It’s the day before my first maintenance ECT, or the sixteenth little spark. “Meet the Press” is on the television, but I can’t seem to pay attention even though the two Davids, Axelrod and Gregory, are having a lively conversation. Instead I’m looking at my hands.
I’ve completely chewed up my nails. They now look like the fingernails of a five-year-old, short and stubby. With the rough edges, they probably accurately display the level of anxiety I feel but I don’t readily admit to having. It’s quite embarrassing. As much as I try to never show publicly any semblance of that tension, the condition of my now-nonexistent nails along with my rough hands reveal the truth.

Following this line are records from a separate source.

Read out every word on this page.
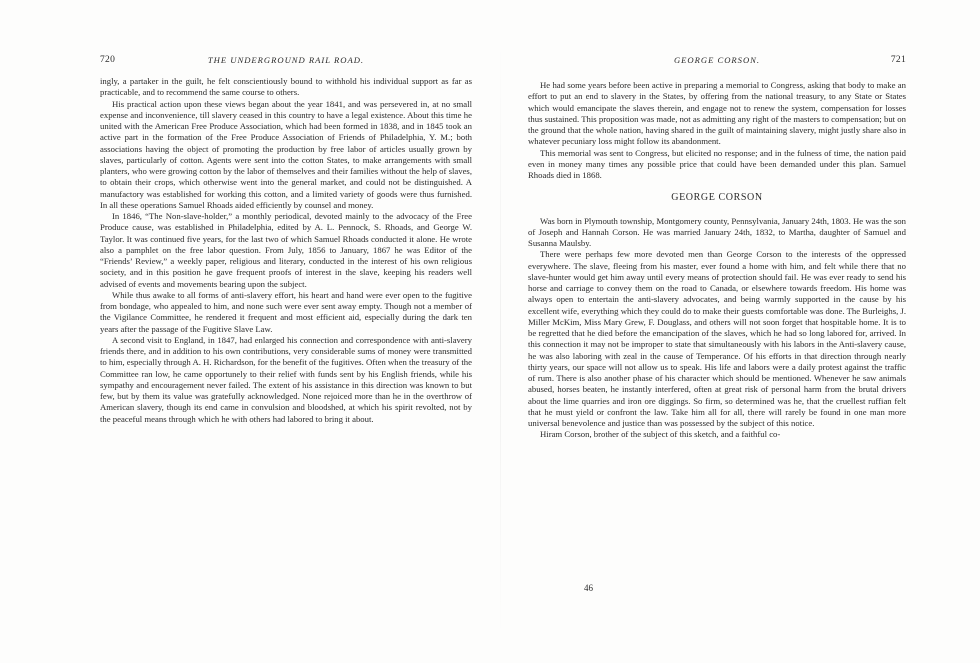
720	THE UNDERGROUND RAIL ROAD.

ingly, a partaker in the guilt, he felt conscientiously bound to withhold his individual support as far as practicable, and to recommend the same course to others.

His practical action upon these views began about the year 1841, and was persevered in, at no small expense and inconvenience, till slavery ceased in this country to have a legal existence. About this time he united with the American Free Produce Association, which had been formed in 1838, and in 1845 took an active part in the formation of the Free Produce Association of Friends of Philadelphia, Y. M.; both associations having the object of promoting the production by free labor of articles usually grown by slaves, particularly of cotton. Agents were sent into the cotton States, to make arrangements with small planters, who were growing cotton by the labor of themselves and their families without the help of slaves, to obtain their crops, which otherwise went into the general market, and could not be distinguished. A manufactory was established for working this cotton, and a limited variety of goods were thus furnished. In all these operations Samuel Rhoads aided efficiently by counsel and money.

In 1846, “The Non-slave-holder,” a monthly periodical, devoted mainly to the advocacy of the Free Produce cause, was established in Philadelphia, edited by A. L. Pennock, S. Rhoads, and George W. Taylor. It was continued five years, for the last two of which Samuel Rhoads conducted it alone. He wrote also a pamphlet on the free labor question. From July, 1856 to January, 1867 he was Editor of the “Friends’ Review,” a weekly paper, religious and literary, conducted in the interest of his own religious society, and in this position he gave frequent proofs of interest in the slave, keeping his readers well advised of events and movements bearing upon the subject.

While thus awake to all forms of anti-slavery effort, his heart and hand were ever open to the fugitive from bondage, who appealed to him, and none such were ever sent away empty. Though not a member of the Vigilance Committee, he rendered it frequent and most efficient aid, especially during the dark ten years after the passage of the Fugitive Slave Law.

A second visit to England, in 1847, had enlarged his connection and correspondence with anti-slavery friends there, and in addition to his own contributions, very considerable sums of money were transmitted to him, especially through A. H. Richardson, for the benefit of the fugitives. Often when the treasury of the Committee ran low, he came opportunely to their relief with funds sent by his English friends, while his sympathy and encouragement never failed. The extent of his assistance in this direction was known to but few, but by them its value was gratefully acknowledged. None rejoiced more than he in the overthrow of American slavery, though its end came in convulsion and bloodshed, at which his spirit revolted, not by the peaceful means through which he with others had labored to bring it about.

GEORGE CORSON.	721

He had some years before been active in preparing a memorial to Congress, asking that body to make an effort to put an end to slavery in the States, by offering from the national treasury, to any State or States which would emancipate the slaves therein, and engage not to renew the system, compensation for losses thus sustained. This proposition was made, not as admitting any right of the masters to compensation; but on the ground that the whole nation, having shared in the guilt of maintaining slavery, might justly share also in whatever pecuniary loss might follow its abandonment.

This memorial was sent to Congress, but elicited no response; and in the fulness of time, the nation paid even in money many times any possible price that could have been demanded under this plan. Samuel Rhoads died in 1868.

GEORGE CORSON

Was born in Plymouth township, Montgomery county, Pennsylvania, January 24th, 1803. He was the son of Joseph and Hannah Corson. He was married January 24th, 1832, to Martha, daughter of Samuel and Susanna Maulsby.

There were perhaps few more devoted men than George Corson to the interests of the oppressed everywhere. The slave, fleeing from his master, ever found a home with him, and felt while there that no slave-hunter would get him away until every means of protection should fail. He was ever ready to send his horse and carriage to convey them on the road to Canada, or elsewhere towards freedom. His home was always open to entertain the anti-slavery advocates, and being warmly supported in the cause by his excellent wife, everything which they could do to make their guests comfortable was done. The Burleighs, J. Miller McKim, Miss Mary Grew, F. Douglass, and others will not soon forget that hospitable home. It is to be regretted that he died before the emancipation of the slaves, which he had so long labored for, arrived. In this connection it may not be improper to state that simultaneously with his labors in the Anti-slavery cause, he was also laboring with zeal in the cause of Temperance. Of his efforts in that direction through nearly thirty years, our space will not allow us to speak. His life and labors were a daily protest against the traffic of rum. There is also another phase of his character which should be mentioned. Whenever he saw animals abused, horses beaten, he instantly interfered, often at great risk of personal harm from the brutal drivers about the lime quarries and iron ore diggings. So firm, so determined was he, that the cruellest ruffian felt that he must yield or confront the law. Take him all for all, there will rarely be found in one man more universal benevolence and justice than was possessed by the subject of this notice.

Hiram Corson, brother of the subject of this sketch, and a faithful co-

46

I guess I’m more scared than I say I am. Just how much more, I don’t know. I wonder how I’ll feel about it tonight.
Anyway, what did I do this weekend to distract myself from thinking about Monday’s treatment? Go on date night, with myself. Hours before the show started, I drove to the nearest Ticketmaster outlet to purchase a single ticket for the show, and last night I went to see Bill Maher at the Ryman Auditorium by myself. It was the break that I needed, to just be transported into that world of political humor, profanity and sex jokes. You won’t be thinking about ECT while you watch Maher pretend to hump numerous objects. He was quite generous with the time; the show was nearly two hours long.
The high from getting to see live one of the comedians whom I watch weekly has mostly worn off (at least it’s not the haze of alcohol), and my mind is clearly zoning back into thinking about tomorrow.